Oniks-Jennifer L. ARMENTROUT/ Kitap Yorumu..

           Herkesin tahmin ettiği üzere zaten kitaptan büyük bir zevk aldım. Tam olarak kitabın yorumunu yapmaya başlamadan önce nedenlerinden biri söylemek istiyorum sizlere; yayınevinin el çabukluğu. Yani Dex yayınlarının seri 2. kitabını 1. kitabıyla arasında pek zaman farkı bırakmadan yayınladı. Zaten bu Dex yayınevinin sevilmesinin en önemli sebeplerinden biri zannımca( ama maalesef bir türlü ikinci kitabını yayınlamadıkları Yemin Serisi için aynı şeyi söyleyemeyeceğim. İleride bununla ilgili bir yazıda yazmayı planlıyorum). Mesela Pegasus yayınevi Hush Hush serisinin 4. kitabı Finale için sağolsun bayağı bir bekletmişti bizi. Her neyse yoruma başlamadan önce bu bana göre çok önemli olan konuya da değinmek istedim. Şimdi gelelim yoruma...
           Ahhh..kitap gerçekten çok güzeldi keşke biraz daha sürseydi dedim Obsidiyendeki gibi yine bitince.(bayağıda bir devrik oldu bu cümle). Kitabı en güzel yapan taraf yazarın üslubuydu. Katy'nin ağızından olayları öyle güzel anlatmış ki bana Katy kendi halkımdan biri gibi çok samimi hissetirdi. Ama tabii ki olamaz çünkü biz Türkler uzaylıları daha çok bir süpürge olsun ne bilim bir faraş olsun bu gibi bizi biz yapan aletlerle kovalmayı seçeriz. Şahsen ben bir uzaylı görsem -ki hepimiz biliyoruz uzaylıların Daemon gibi bir taş olmadığını ayrıca ben uzaylılardan, hikayelerindeni ufolarından falan bayağı tırsarım- öyle yapardım.
Her neyse bu kitabı sevmemin diğer bir yönü de türü. Kitap fantastik türünde ama ancak bana fantastik olduğu kadar romantik komedi gibi de geldi. (Gerçi Daemon ve  romantizm???) Daemon ve Katy'nin atışmalarını okurken gerçekten çok eğlendim. Hele Daemon ın sürekli Blake farklı bir isimle seslenmesi...Borris hank mank falan yani bayağı uzayıp gidiyor bu liste :)
            Ayrıca bu kitapta Obsidiyendekinden daha farklı bir Daemon'la karşılaşıyoruz. Daha romantik daha anlayışlı....ama bazı şeyler hiç değişmez tabii(bkz. Daemon ın hazırcevaplığı)
Yani demem o ki ben bu kitabı Obsidiyen'den daha çok beğendim çünkü hem daha akıcı hem daha uzun hem de daha doyurucuydu.

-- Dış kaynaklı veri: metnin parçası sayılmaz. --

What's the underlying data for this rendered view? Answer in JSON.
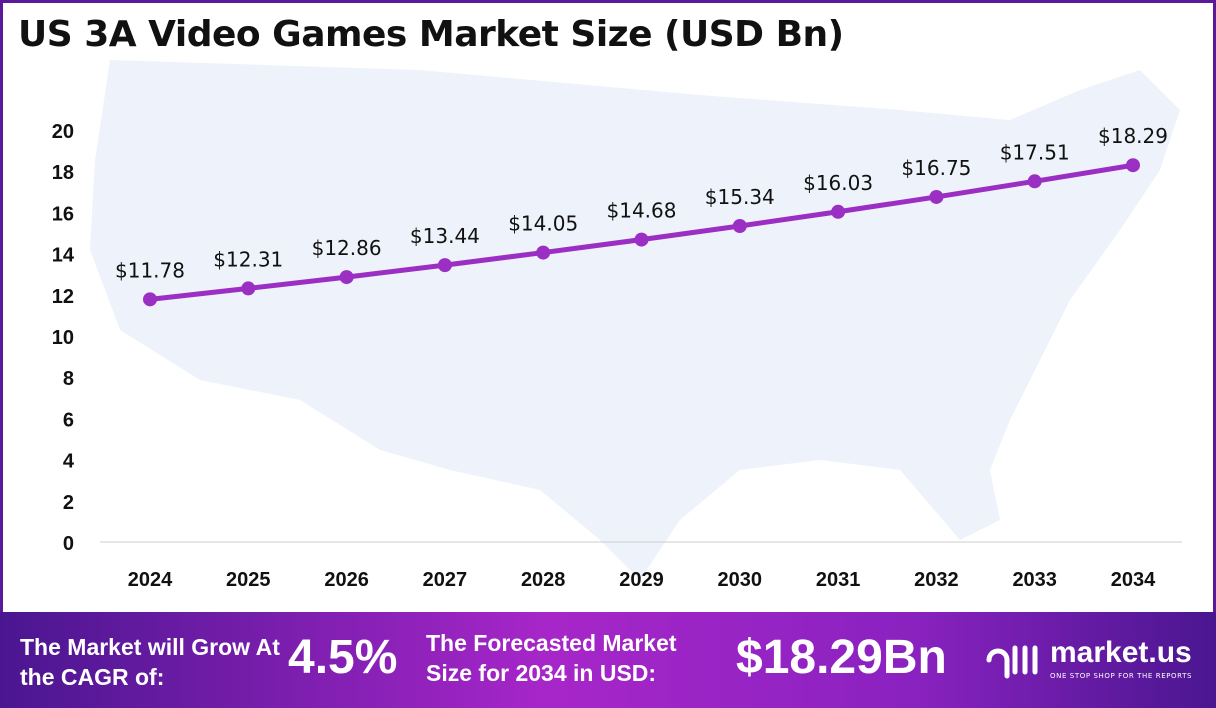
{
  "chart_data": {
    "type": "line",
    "title": "US 3A Video Games Market Size (USD Bn)",
    "categories": [
      "2024",
      "2025",
      "2026",
      "2027",
      "2028",
      "2029",
      "2030",
      "2031",
      "2032",
      "2033",
      "2034"
    ],
    "values": [
      11.78,
      12.31,
      12.86,
      13.44,
      14.05,
      14.68,
      15.34,
      16.03,
      16.75,
      17.51,
      18.29
    ],
    "data_labels": [
      "$11.78",
      "$12.31",
      "$12.86",
      "$13.44",
      "$14.05",
      "$14.68",
      "$15.34",
      "$16.03",
      "$16.75",
      "$17.51",
      "$18.29"
    ],
    "yticks": [
      0,
      2,
      4,
      6,
      8,
      10,
      12,
      14,
      16,
      18,
      20
    ],
    "ylim": [
      0,
      20
    ],
    "xlabel": "",
    "ylabel": "",
    "grid": false,
    "line_color": "#9b2fc4"
  },
  "footer": {
    "cagr_label": "The Market will Grow At the CAGR of:",
    "cagr_value": "4.5%",
    "forecast_label": "The Forecasted Market Size for 2034 in USD:",
    "forecast_value": "$18.29Bn",
    "logo_text": "market.us",
    "logo_tagline": "ONE STOP SHOP FOR THE REPORTS"
  }
}
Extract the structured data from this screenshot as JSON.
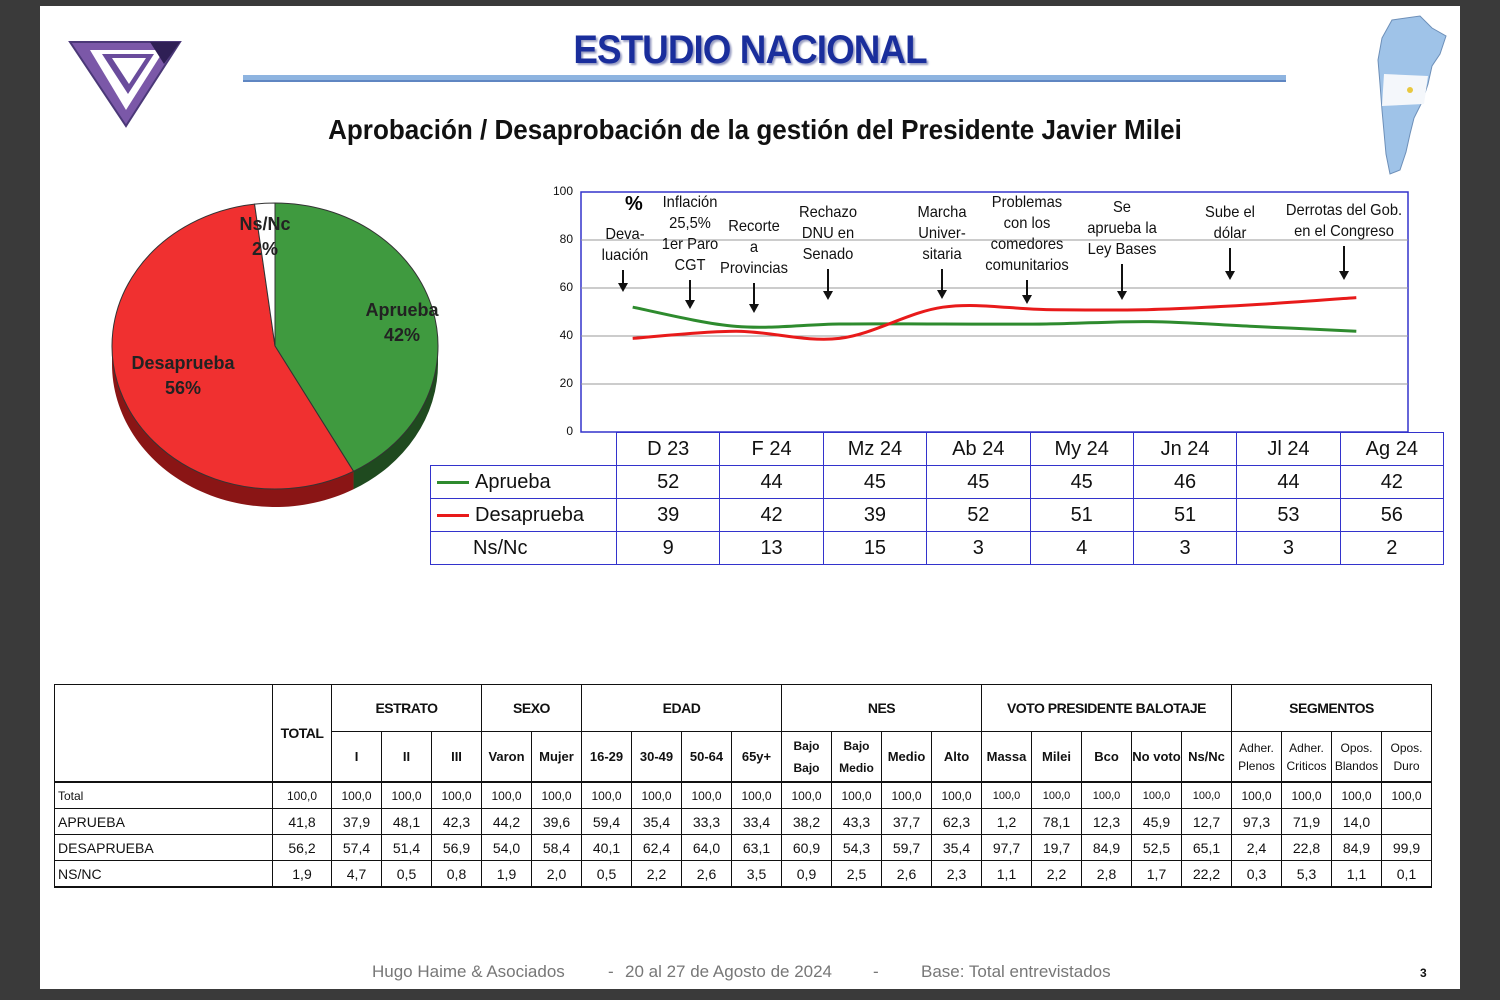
{
  "header": {
    "title": "ESTUDIO NACIONAL",
    "subtitle": "Aprobación / Desaprobación de la gestión del Presidente Javier Milei",
    "logo_icon": "triangle-logo-icon",
    "map_icon": "argentina-map-icon"
  },
  "chart_data": [
    {
      "type": "pie",
      "slices": [
        {
          "label": "Aprueba",
          "value": 42,
          "value_label": "42%",
          "color": "#3f9a3f"
        },
        {
          "label": "Desaprueba",
          "value": 56,
          "value_label": "56%",
          "color": "#f03030"
        },
        {
          "label": "Ns/Nc",
          "value": 2,
          "value_label": "2%",
          "color": "#ffffff"
        }
      ]
    },
    {
      "type": "line",
      "unit_label": "%",
      "categories": [
        "D 23",
        "F 24",
        "Mz 24",
        "Ab 24",
        "My 24",
        "Jn 24",
        "Jl 24",
        "Ag 24"
      ],
      "ylim": [
        0,
        100
      ],
      "yticks": [
        "0",
        "20",
        "40",
        "60",
        "80",
        "100"
      ],
      "grid": true,
      "series": [
        {
          "name": "Aprueba",
          "color": "#2e8b2e",
          "values": [
            52,
            44,
            45,
            45,
            45,
            46,
            44,
            42
          ],
          "labels": [
            "52",
            "44",
            "45",
            "45",
            "45",
            "46",
            "44",
            "42"
          ]
        },
        {
          "name": "Desaprueba",
          "color": "#e81a1a",
          "values": [
            39,
            42,
            39,
            52,
            51,
            51,
            53,
            56
          ],
          "labels": [
            "39",
            "42",
            "39",
            "52",
            "51",
            "51",
            "53",
            "56"
          ]
        },
        {
          "name": "Ns/Nc",
          "values": [
            9,
            13,
            15,
            3,
            4,
            3,
            3,
            2
          ],
          "labels": [
            "9",
            "13",
            "15",
            "3",
            "4",
            "3",
            "3",
            "2"
          ]
        }
      ],
      "annotations": [
        {
          "lines": [
            "Deva-",
            "luación"
          ]
        },
        {
          "lines": [
            "Inflación",
            "25,5%",
            "1er Paro",
            "CGT"
          ]
        },
        {
          "lines": [
            "Recorte",
            "a",
            "Provincias"
          ]
        },
        {
          "lines": [
            "Rechazo",
            "DNU en",
            "Senado"
          ]
        },
        {
          "lines": [
            "Marcha",
            "Univer-",
            "sitaria"
          ]
        },
        {
          "lines": [
            "Problemas",
            "con los",
            "comedores",
            "comunitarios"
          ]
        },
        {
          "lines": [
            "Se",
            "aprueba la",
            "Ley Bases"
          ]
        },
        {
          "lines": [
            "Sube el",
            "dólar"
          ]
        },
        {
          "lines": [
            "Derrotas del Gob.",
            "en el Congreso"
          ]
        }
      ]
    },
    {
      "type": "table",
      "groups": [
        {
          "label": "TOTAL",
          "cols": [
            ""
          ]
        },
        {
          "label": "ESTRATO",
          "cols": [
            "I",
            "II",
            "III"
          ]
        },
        {
          "label": "SEXO",
          "cols": [
            "Varon",
            "Mujer"
          ]
        },
        {
          "label": "EDAD",
          "cols": [
            "16-29",
            "30-49",
            "50-64",
            "65y+"
          ]
        },
        {
          "label": "NES",
          "cols": [
            "Bajo Bajo",
            "Bajo Medio",
            "Medio",
            "Alto"
          ]
        },
        {
          "label": "VOTO PRESIDENTE BALOTAJE",
          "cols": [
            "Massa",
            "Milei",
            "Bco",
            "No voto",
            "Ns/Nc"
          ]
        },
        {
          "label": "SEGMENTOS",
          "cols": [
            "Adher. Plenos",
            "Adher. Criticos",
            "Opos. Blandos",
            "Opos. Duro"
          ]
        }
      ],
      "rows": [
        {
          "label": "Total",
          "values": [
            "100,0",
            "100,0",
            "100,0",
            "100,0",
            "100,0",
            "100,0",
            "100,0",
            "100,0",
            "100,0",
            "100,0",
            "100,0",
            "100,0",
            "100,0",
            "100,0",
            "100,0",
            "100,0",
            "100,0",
            "100,0",
            "100,0",
            "100,0",
            "100,0",
            "100,0",
            "100,0"
          ]
        },
        {
          "label": "APRUEBA",
          "values": [
            "41,8",
            "37,9",
            "48,1",
            "42,3",
            "44,2",
            "39,6",
            "59,4",
            "35,4",
            "33,3",
            "33,4",
            "38,2",
            "43,3",
            "37,7",
            "62,3",
            "1,2",
            "78,1",
            "12,3",
            "45,9",
            "12,7",
            "97,3",
            "71,9",
            "14,0",
            ""
          ]
        },
        {
          "label": "DESAPRUEBA",
          "values": [
            "56,2",
            "57,4",
            "51,4",
            "56,9",
            "54,0",
            "58,4",
            "40,1",
            "62,4",
            "64,0",
            "63,1",
            "60,9",
            "54,3",
            "59,7",
            "35,4",
            "97,7",
            "19,7",
            "84,9",
            "52,5",
            "65,1",
            "2,4",
            "22,8",
            "84,9",
            "99,9"
          ]
        },
        {
          "label": "NS/NC",
          "values": [
            "1,9",
            "4,7",
            "0,5",
            "0,8",
            "1,9",
            "2,0",
            "0,5",
            "2,2",
            "2,6",
            "3,5",
            "0,9",
            "2,5",
            "2,6",
            "2,3",
            "1,1",
            "2,2",
            "2,8",
            "1,7",
            "22,2",
            "0,3",
            "5,3",
            "1,1",
            "0,1"
          ]
        }
      ]
    }
  ],
  "footer": {
    "firm": "Hugo Haime & Asociados",
    "sep1": "-",
    "dates": "20 al 27 de Agosto  de 2024",
    "sep2": "-",
    "base": "Base: Total entrevistados",
    "page": "3"
  }
}
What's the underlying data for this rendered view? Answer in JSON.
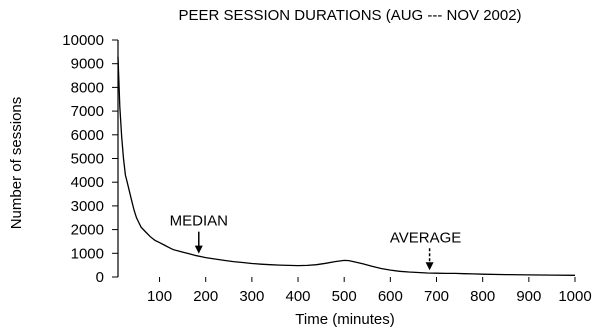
{
  "chart_data": {
    "type": "line",
    "title": "PEER SESSION DURATIONS (AUG --- NOV 2002)",
    "xlabel": "Time (minutes)",
    "ylabel": "Number of sessions",
    "xlim": [
      10,
      1000
    ],
    "ylim": [
      0,
      10000
    ],
    "x_ticks": [
      100,
      200,
      300,
      400,
      500,
      600,
      700,
      800,
      900,
      1000
    ],
    "y_ticks": [
      0,
      1000,
      2000,
      3000,
      4000,
      5000,
      6000,
      7000,
      8000,
      9000,
      10000
    ],
    "grid": false,
    "series": [
      {
        "line_color": "#000000",
        "x": [
          10,
          14,
          18,
          22,
          26,
          30,
          35,
          40,
          45,
          50,
          55,
          60,
          70,
          80,
          90,
          100,
          110,
          120,
          130,
          140,
          150,
          160,
          170,
          180,
          190,
          200,
          220,
          240,
          260,
          280,
          300,
          320,
          340,
          360,
          380,
          400,
          420,
          440,
          460,
          480,
          500,
          510,
          520,
          540,
          560,
          580,
          600,
          620,
          640,
          660,
          680,
          700,
          720,
          740,
          760,
          780,
          800,
          850,
          900,
          950,
          1000
        ],
        "y": [
          9300,
          7200,
          5900,
          5000,
          4300,
          4000,
          3600,
          3200,
          2800,
          2500,
          2300,
          2100,
          1900,
          1700,
          1550,
          1450,
          1350,
          1250,
          1150,
          1100,
          1050,
          1000,
          950,
          900,
          860,
          820,
          760,
          700,
          650,
          610,
          570,
          540,
          520,
          500,
          490,
          480,
          490,
          520,
          580,
          650,
          700,
          690,
          650,
          560,
          450,
          360,
          290,
          240,
          210,
          190,
          170,
          160,
          150,
          150,
          140,
          130,
          120,
          100,
          90,
          80,
          70
        ]
      }
    ],
    "annotations": [
      {
        "text": "MEDIAN",
        "x": 185,
        "y": 900
      },
      {
        "text": "AVERAGE",
        "x": 685,
        "y": 200
      }
    ]
  }
}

Yalnız kitapla ilgili bir şey daha söylemek istiyorum. Oniks kitabı bana Hush Hush serisinin 4. kitabı olan Fİnali aşşşşşşıııırıııı derecede anımsattı. Örnek olarak Blake ve Dante;
*Her ikiside başta iyi karakterler olarak görünürler ama sonra kötü oldukları anlaşılır.
*Her ikiside başroldeki kızımızla aynı türdendir ve onu bir konuda eğitmeye çalışır.
*Her iki kitaptada başroldeki erkek karakterler onlardan nefret eder, onlara güvenmez ve haklı çıkarlar bla bla bla....
Ayrıca bunun dışında Katy'nin annesinin sevgilisi Will ile Hank Millar...her ikiside anneleri kandırıp kendilerine aşık ederler, onların evine giderler ve esas kızlarımız hakkında araştırma yaparlar. başta her şey güzeldir ama sonra baş kötü onlar çıkarlar..işte bu benzerlikler beni bayağı bir rahatsız etti..

Serinin üçüncü kitabı Opal en çok merak ettiğim çünkü kapağını diğerlerine göre daha çok sevdim ayrıca Opal benim burcumun taşı :)

Valla ben pek anlayamadım ne dediğini ama önemli değil görsel yetiyor :)

Oldu o zaman...


Valla Daemonun gerçek olmadığını farkettiğinizde böyle oluyonuz falan diyo sanırım...amaaan her neyse..


Ve puanım(beni rahatsız eden benzerliklerden kırdım ama çok kıyamadım)

9 Mayıs 2013 Perşembe

Kitap Alışverişi..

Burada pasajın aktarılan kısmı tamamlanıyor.